Ziauddin Yousafzai was in Oklahoma City this week to accept the Oklahoma City National Memorial & Museum's 2013 Reflections of Hope Award.
The memorial gave the award to Malala and Ziauddin Yousafzai in recognition of their work to promote education among Pakistani girls.
When gunmen appeared on Malala's school bus last fall and shot her in the head and neck, Pakistani Muslims, who already had suffered for years at the hands of the Taliban, disowned the group, Yousafzai said.
He pleaded with the crowd Monday not to associate the terrorist organization with the Pakistani people or the Islamic faith.
“Let them not be associated with Islam,” Yousafzai said. “They have nothing to do with Islam. If we disown them, kindly don't associate them with Islam.”
Yousafzai is the director of a school for girls he founded in Pakistan's Swat region with the hopes of fostering a generation of female leadership. Before the attempt on her life, Malala was a student at the school.
Memorial Director Kari Watkins said the Yousafzais represented the same ideals that the memorial works to promote.
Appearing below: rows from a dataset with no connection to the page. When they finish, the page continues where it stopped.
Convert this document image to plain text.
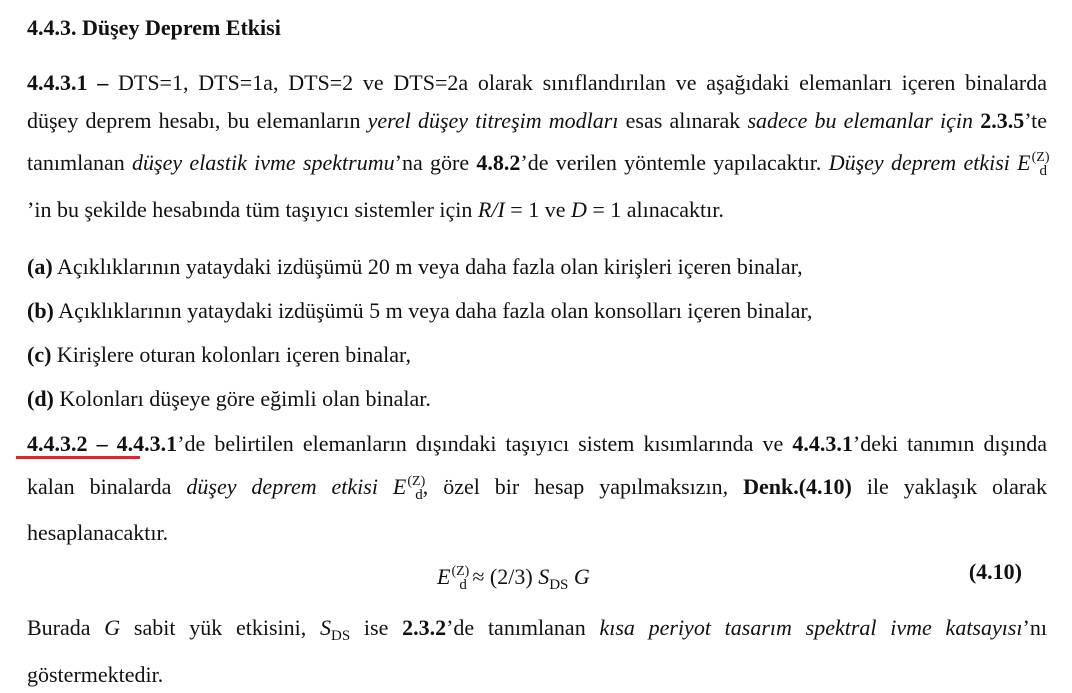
4.4.3. Düşey Deprem Etkisi
4.4.3.1 – DTS=1, DTS=1a, DTS=2 ve DTS=2a olarak sınıflandırılan ve aşağıdaki elemanları içeren binalarda düşey deprem hesabı, bu elemanların yerel düşey titreşim modları esas alınarak sadece bu elemanlar için 2.3.5’te tanımlanan düşey elastik ivme spektrumu’na göre 4.8.2’de verilen yöntemle yapılacaktır. Düşey deprem etkisi $E^{(Z)}_d$ ’in bu şekilde hesabında tüm taşıyıcı sistemler için R/I = 1 ve D = 1 alınacaktır.
(a) Açıklıklarının yataydaki izdüşümü 20 m veya daha fazla olan kirişleri içeren binalar,
(b) Açıklıklarının yataydaki izdüşümü 5 m veya daha fazla olan konsolları içeren binalar,
(c) Kirişlere oturan kolonları içeren binalar,
(d) Kolonları düşeye göre eğimli olan binalar.
4.4.3.2 – 4.4.3.1’de belirtilen elemanların dışındaki taşıyıcı sistem kısımlarında ve 4.4.3.1’deki tanımın dışında kalan binalarda düşey deprem etkisi $E^{(Z)}_d$, özel bir hesap yapılmaksızın, Denk.(4.10) ile yaklaşık olarak hesaplanacaktır.
$E^{(Z)}_d \approx (2/3)$ $S_{DS}$ G	(4.10)
Burada G sabit yük etkisini, $S_{DS}$ ise 2.3.2’de tanımlanan kısa periyot tasarım spektral ivme katsayısı’nı göstermektedir.
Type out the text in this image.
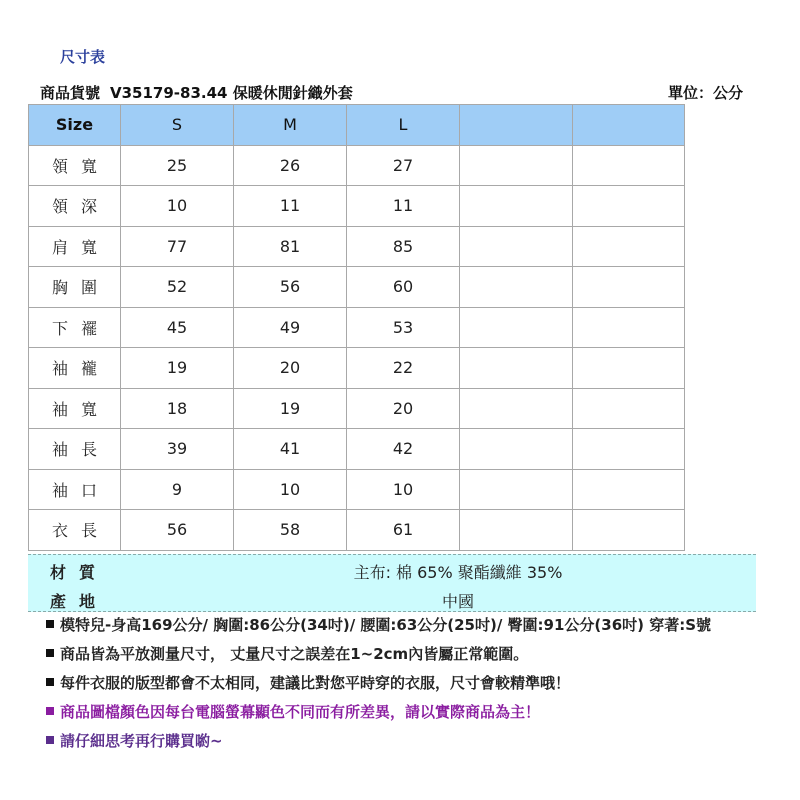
尺寸表
商品貨號 V35179-83.44 保暖休閒針織外套	單位：公分
Size	S	M	L		
領寬	25	26	27		
領深	10	11	11		
肩寬	77	81	85		
胸圍	52	56	60		
下襬	45	49	53		
袖襱	19	20	22		
袖寬	18	19	20		
袖長	39	41	42		
袖口	9	10	10		
衣長	56	58	61		
材質	主布: 棉 65% 聚酯纖維 35%
產地	中國
模特兒-身高169公分/ 胸圍:86公分(34吋)/ 腰圍:63公分(25吋)/ 臀圍:91公分(36吋) 穿著:S號
商品皆為平放測量尺寸， 丈量尺寸之誤差在1~2cm內皆屬正常範圍。
每件衣服的版型都會不太相同，建議比對您平時穿的衣服，尺寸會較精準哦！
商品圖檔顏色因每台電腦螢幕顯色不同而有所差異，請以實際商品為主！
請仔細思考再行購買喲~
They are examples of the damage that political violence causes, and how education is a key to overcoming violence and promoting understanding among different religious and political groups and other organizations.
The Yousafzais' message is particularly strong because it carries hope in the midst of instability and political violence, Watkins said. That message fits well with the memorial's mission, she said, and it also reminds westerners of the value of education.